LG G3 Android smartphone

Light weight and deceptively slim

With a pixel area four times the size of a standard HD screen (or, if you like, 1.8x the pixels of a full HD telly), the screen is the G3’s showpiece – complementing its 13Mp stills camera and 4K video capture. Games I tried - Badland and Smash Hit - looked good, and sounded great, thanks to the 1W speaker. In all the G3 has 11m sub pixels, so there is extraordinary detail, literally more than you can see.

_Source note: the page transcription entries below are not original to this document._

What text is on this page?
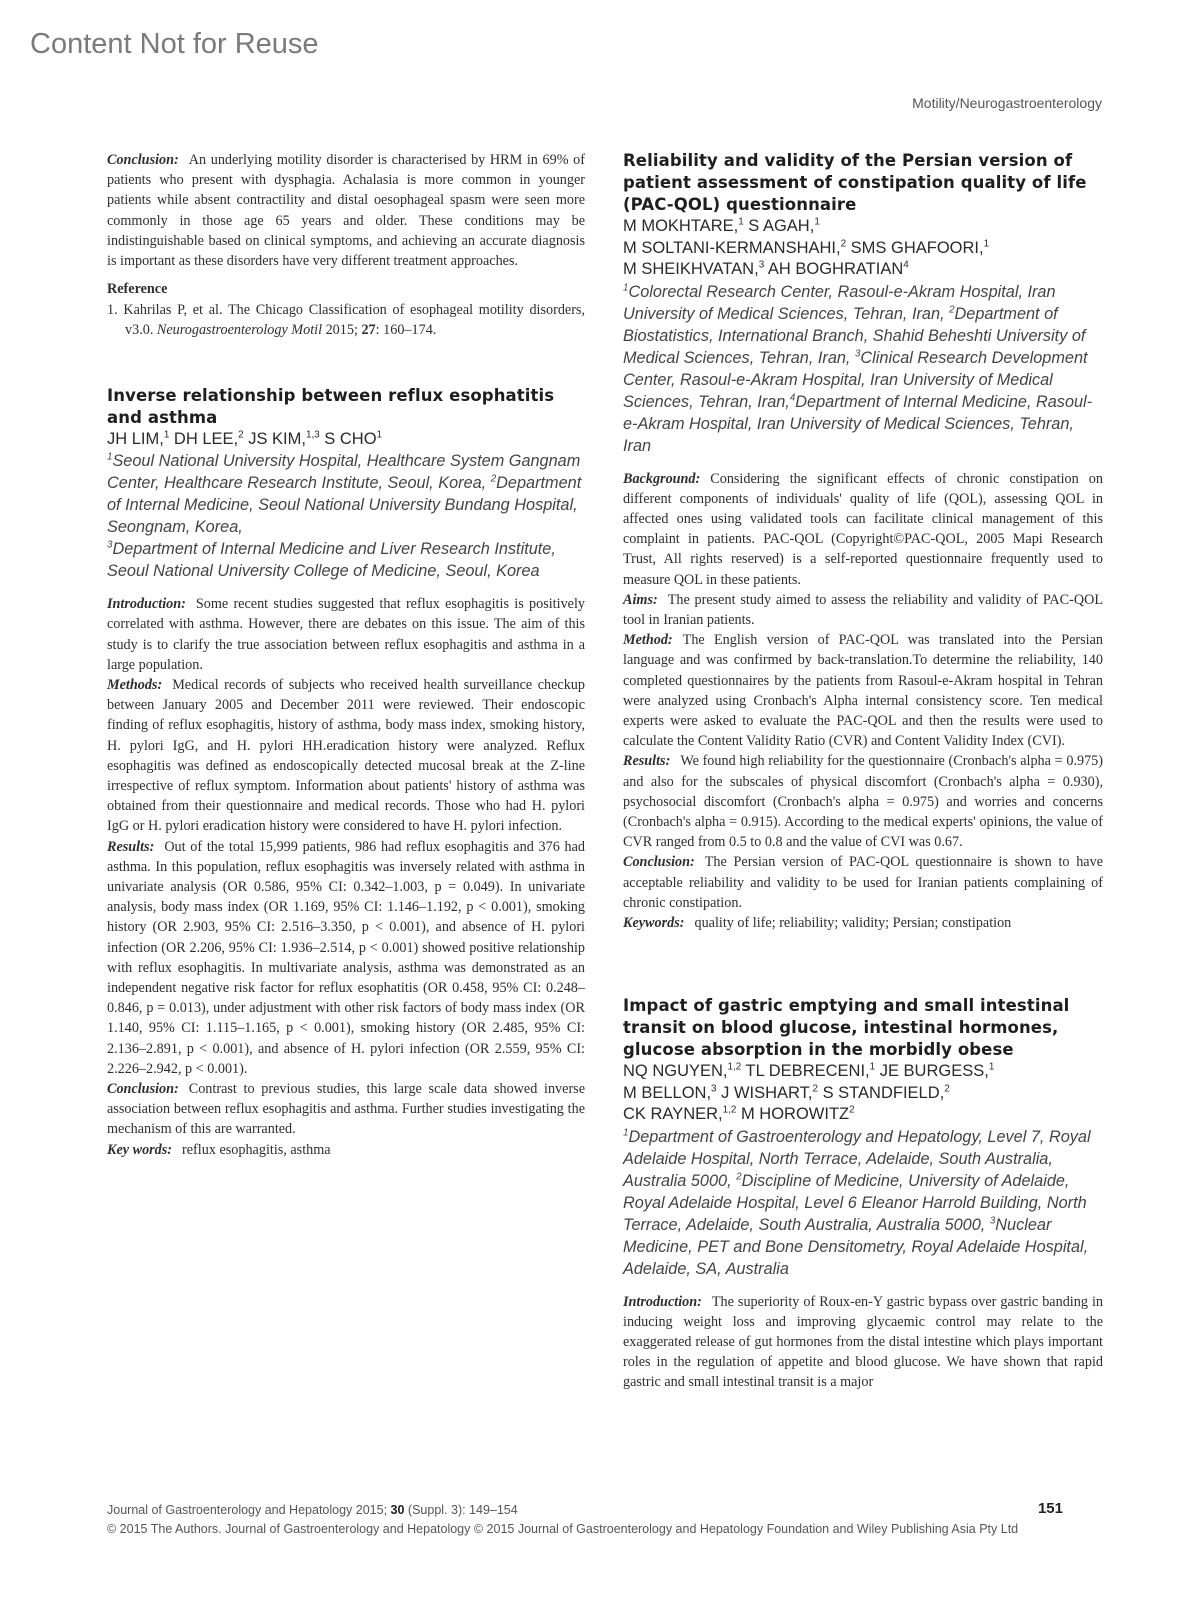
Content Not for Reuse
Motility/Neurogastroenterology

Conclusion: An underlying motility disorder is characterised by HRM in 69% of patients who present with dysphagia. Achalasia is more common in younger patients while absent contractility and distal oesophageal spasm were seen more commonly in those age 65 years and older. These conditions may be indistinguishable based on clinical symptoms, and achieving an accurate diagnosis is important as these disorders have very different treatment approaches.

Reference

1. Kahrilas P, et al. The Chicago Classification of esophageal motility disorders, v3.0. Neurogastroenterology Motil 2015; 27: 160–174.

Inverse relationship between reflux esophatitis and asthma

JH LIM,$^1$ DH LEE,$^2$ JS KIM,$^{1,3}$ S CHO$^1$

$^1$Seoul National University Hospital, Healthcare System Gangnam Center, Healthcare Research Institute, Seoul, Korea, $^2$Department of Internal Medicine, Seoul National University Bundang Hospital, Seongnam, Korea,
$^3$Department of Internal Medicine and Liver Research Institute, Seoul National University College of Medicine, Seoul, Korea

Introduction: Some recent studies suggested that reflux esophagitis is positively correlated with asthma. However, there are debates on this issue. The aim of this study is to clarify the true association between reflux esophagitis and asthma in a large population.

Methods: Medical records of subjects who received health surveillance checkup between January 2005 and December 2011 were reviewed. Their endoscopic finding of reflux esophagitis, history of asthma, body mass index, smoking history, H. pylori IgG, and H. pylori HH.eradication history were analyzed. Reflux esophagitis was defined as endoscopically detected mucosal break at the Z-line irrespective of reflux symptom. Information about patients' history of asthma was obtained from their questionnaire and medical records. Those who had H. pylori IgG or H. pylori eradication history were considered to have H. pylori infection.

Results: Out of the total 15,999 patients, 986 had reflux esophagitis and 376 had asthma. In this population, reflux esophagitis was inversely related with asthma in univariate analysis (OR 0.586, 95% CI: 0.342–1.003, p = 0.049). In univariate analysis, body mass index (OR 1.169, 95% CI: 1.146–1.192, p < 0.001), smoking history (OR 2.903, 95% CI: 2.516–3.350, p < 0.001), and absence of H. pylori infection (OR 2.206, 95% CI: 1.936–2.514, p < 0.001) showed positive relationship with reflux esophagitis. In multivariate analysis, asthma was demonstrated as an independent negative risk factor for reflux esophatitis (OR 0.458, 95% CI: 0.248–0.846, p = 0.013), under adjustment with other risk factors of body mass index (OR 1.140, 95% CI: 1.115–1.165, p < 0.001), smoking history (OR 2.485, 95% CI: 2.136–2.891, p < 0.001), and absence of H. pylori infection (OR 2.559, 95% CI: 2.226–2.942, p < 0.001).

Conclusion: Contrast to previous studies, this large scale data showed inverse association between reflux esophagitis and asthma. Further studies investigating the mechanism of this are warranted.

Key words: reflux esophagitis, asthma

Reliability and validity of the Persian version of patient assessment of constipation quality of life (PAC-QOL) questionnaire

M MOKHTARE,$^1$ S AGAH,$^1$
M SOLTANI-KERMANSHAHI,$^2$ SMS GHAFOORI,$^1$
M SHEIKHVATAN,$^3$ AH BOGHRATIAN$^4$

$^1$Colorectal Research Center, Rasoul-e-Akram Hospital, Iran University of Medical Sciences, Tehran, Iran, $^2$Department of Biostatistics, International Branch, Shahid Beheshti University of Medical Sciences, Tehran, Iran, $^3$Clinical Research Development Center, Rasoul-e-Akram Hospital, Iran University of Medical Sciences, Tehran, Iran,$^4$Department of Internal Medicine, Rasoul-e-Akram Hospital, Iran University of Medical Sciences, Tehran, Iran

Background: Considering the significant effects of chronic constipation on different components of individuals' quality of life (QOL), assessing QOL in affected ones using validated tools can facilitate clinical management of this complaint in patients. PAC-QOL (Copyright©PAC-QOL, 2005 Mapi Research Trust, All rights reserved) is a self-reported questionnaire frequently used to measure QOL in these patients.

Aims: The present study aimed to assess the reliability and validity of PAC-QOL tool in Iranian patients.

Method: The English version of PAC-QOL was translated into the Persian language and was confirmed by back-translation.To determine the reliability, 140 completed questionnaires by the patients from Rasoul-e-Akram hospital in Tehran were analyzed using Cronbach's Alpha internal consistency score. Ten medical experts were asked to evaluate the PAC-QOL and then the results were used to calculate the Content Validity Ratio (CVR) and Content Validity Index (CVI).

Results: We found high reliability for the questionnaire (Cronbach's alpha = 0.975) and also for the subscales of physical discomfort (Cronbach's alpha = 0.930), psychosocial discomfort (Cronbach's alpha = 0.975) and worries and concerns (Cronbach's alpha = 0.915). According to the medical experts' opinions, the value of CVR ranged from 0.5 to 0.8 and the value of CVI was 0.67.

Conclusion: The Persian version of PAC-QOL questionnaire is shown to have acceptable reliability and validity to be used for Iranian patients complaining of chronic constipation.

Keywords: quality of life; reliability; validity; Persian; constipation

Impact of gastric emptying and small intestinal transit on blood glucose, intestinal hormones, glucose absorption in the morbidly obese

NQ NGUYEN,$^{1,2}$ TL DEBRECENI,$^1$ JE BURGESS,$^1$
M BELLON,$^3$ J WISHART,$^2$ S STANDFIELD,$^2$
CK RAYNER,$^{1,2}$ M HOROWITZ$^2$

$^1$Department of Gastroenterology and Hepatology, Level 7, Royal Adelaide Hospital, North Terrace, Adelaide, South Australia, Australia 5000, $^2$Discipline of Medicine, University of Adelaide, Royal Adelaide Hospital, Level 6 Eleanor Harrold Building, North Terrace, Adelaide, South Australia, Australia 5000, $^3$Nuclear Medicine, PET and Bone Densitometry, Royal Adelaide Hospital, Adelaide, SA, Australia

Introduction: The superiority of Roux-en-Y gastric bypass over gastric banding in inducing weight loss and improving glycaemic control may relate to the exaggerated release of gut hormones from the distal intestine which plays important roles in the regulation of appetite and blood glucose. We have shown that rapid gastric and small intestinal transit is a major

Journal of Gastroenterology and Hepatology 2015; 30 (Suppl. 3): 149–154
© 2015 The Authors. Journal of Gastroenterology and Hepatology © 2015 Journal of Gastroenterology and Hepatology Foundation and Wiley Publishing Asia Pty Ltd
151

All well and good, but is it legible outdoors and does the Quad HD screen kill the battery? Yes, and not so much, I found. The IPS is perfectly acceptable on a rare sunny June day and while the device doesn’t chug along as it might on a 3,000mAh cell, LG’s power saving has given it a useful stretch – one it can replicate usefully in other models.

LG G3 Android smartphone

Laser focusing camera enables accurate and rapid snapping

LG reckons that by using adaptive frame rates, and other tricks, it’s chiselled out about 20 per cent battery savings. In all, I found I could get a day out of typical use if I wasn’t playing games. There’s no getting away from the fact that the display draws a lot more power than standard HD displays, and most of the time you cannot see the Quad HD advantage – but in practice it gets you through the day.

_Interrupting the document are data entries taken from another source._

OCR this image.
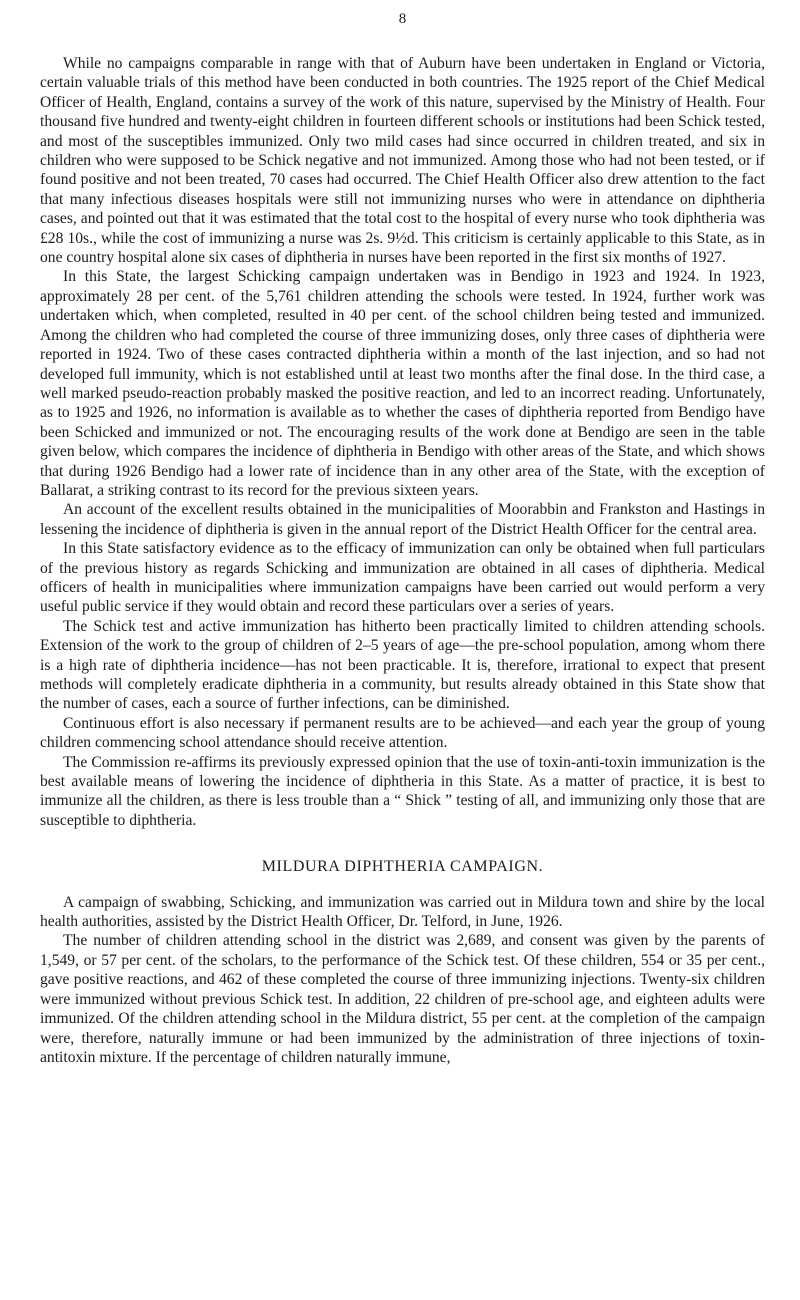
8

While no campaigns comparable in range with that of Auburn have been undertaken in England or Victoria, certain valuable trials of this method have been conducted in both countries. The 1925 report of the Chief Medical Officer of Health, England, contains a survey of the work of this nature, supervised by the Ministry of Health. Four thousand five hundred and twenty-eight children in fourteen different schools or institutions had been Schick tested, and most of the susceptibles immunized. Only two mild cases had since occurred in children treated, and six in children who were supposed to be Schick negative and not immunized. Among those who had not been tested, or if found positive and not been treated, 70 cases had occurred. The Chief Health Officer also drew attention to the fact that many infectious diseases hospitals were still not immunizing nurses who were in attendance on diphtheria cases, and pointed out that it was estimated that the total cost to the hospital of every nurse who took diphtheria was £28 10s., while the cost of immunizing a nurse was 2s. 9½d. This criticism is certainly applicable to this State, as in one country hospital alone six cases of diphtheria in nurses have been reported in the first six months of 1927.

In this State, the largest Schicking campaign undertaken was in Bendigo in 1923 and 1924. In 1923, approximately 28 per cent. of the 5,761 children attending the schools were tested. In 1924, further work was undertaken which, when completed, resulted in 40 per cent. of the school children being tested and immunized. Among the children who had completed the course of three immunizing doses, only three cases of diphtheria were reported in 1924. Two of these cases contracted diphtheria within a month of the last injection, and so had not developed full immunity, which is not established until at least two months after the final dose. In the third case, a well marked pseudo-reaction probably masked the positive reaction, and led to an incorrect reading. Unfortunately, as to 1925 and 1926, no information is available as to whether the cases of diphtheria reported from Bendigo have been Schicked and immunized or not. The encouraging results of the work done at Bendigo are seen in the table given below, which compares the incidence of diphtheria in Bendigo with other areas of the State, and which shows that during 1926 Bendigo had a lower rate of incidence than in any other area of the State, with the exception of Ballarat, a striking contrast to its record for the previous sixteen years.

An account of the excellent results obtained in the municipalities of Moorabbin and Frankston and Hastings in lessening the incidence of diphtheria is given in the annual report of the District Health Officer for the central area.

In this State satisfactory evidence as to the efficacy of immunization can only be obtained when full particulars of the previous history as regards Schicking and immunization are obtained in all cases of diphtheria. Medical officers of health in municipalities where immunization campaigns have been carried out would perform a very useful public service if they would obtain and record these particulars over a series of years.

The Schick test and active immunization has hitherto been practically limited to children attending schools. Extension of the work to the group of children of 2–5 years of age—the pre-school population, among whom there is a high rate of diphtheria incidence—has not been practicable. It is, therefore, irrational to expect that present methods will completely eradicate diphtheria in a community, but results already obtained in this State show that the number of cases, each a source of further infections, can be diminished.

Continuous effort is also necessary if permanent results are to be achieved—and each year the group of young children commencing school attendance should receive attention.

The Commission re-affirms its previously expressed opinion that the use of toxin-anti-toxin immunization is the best available means of lowering the incidence of diphtheria in this State. As a matter of practice, it is best to immunize all the children, as there is less trouble than a “ Shick ” testing of all, and immunizing only those that are susceptible to diphtheria.

MILDURA DIPHTHERIA CAMPAIGN.

A campaign of swabbing, Schicking, and immunization was carried out in Mildura town and shire by the local health authorities, assisted by the District Health Officer, Dr. Telford, in June, 1926.

The number of children attending school in the district was 2,689, and consent was given by the parents of 1,549, or 57 per cent. of the scholars, to the performance of the Schick test. Of these children, 554 or 35 per cent., gave positive reactions, and 462 of these completed the course of three immunizing injections. Twenty-six children were immunized without previous Schick test. In addition, 22 children of pre-school age, and eighteen adults were immunized. Of the children attending school in the Mildura district, 55 per cent. at the completion of the campaign were, therefore, naturally immune or had been immunized by the administration of three injections of toxin-antitoxin mixture. If the percentage of children naturally immune,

LG didn’t cut corners by omitting a microSD slot; it’s present and correct. And it’s particularly good to see Qi wireless charging included, as once you have a couple of charging pads installed where you most use the phone, the battery life ceases to be a worry – it’s always topping up.

LG G3 Android smartphone

Topping up the power wirelessly on a Nokia Qi charger

Qi is built into a few Nokia Lumias and Google’s LG-built Nexus, but has not yet appeared on a popular, operator-subsidised phone. With prices for chargers now as low as £14 on Amazon, you should pick up a handful. Or even pop for a wireless battery pack like the Nokia DC-50, that never needs to be plugged in. You won’t regret it. It’s also nice to see infra-red blasters returning to phones – LG bundles in a Quick Remote app so programming your own Peep Show Master Blaster is straightforward.

Software fit and finesse

LG says it’s aimed for simplicity and tried to remove clutter with the G3’s software experience – but if that was the goal, we will have to judge it harshly. Tier 1 Android device manufacturers have, in recent years, attempted to add their own cumbersome skins and stuff the phone with their own-brand duplicate apps, and felt a backlash.

LG G3 Android smartphone

Homescreen – tapping the circular Google folder brings up a cluster of apps

Google has developed its own “stock” and Play Edition phones, and this no-frills Android has been popular at both ends of the market: at the tech-savvy end, where people add their own launchers, and at the bottom, where they want a basic feature phone, and stock Android is plenty good enough.

LG, which developed the most recent Nexus phones for Google, finds itself between two stools. Compared to stock Android, it’s a performance with a lot of dissonant notes. I wouldn’t grumble here as a bumpy ride has always been part of “the Android experience” – and it’s an Android world now. But Android has got much better.

LG G3 Android smartphone

Apps and browser

In particular, this year HTC has shown that it is possible to tame the wildest contours of the Android experience, and yet not bloat the device in the process. While LG’s 2014 skin is simpler than before, it doesn’t match the consistency and superior design of HTC’s current offering.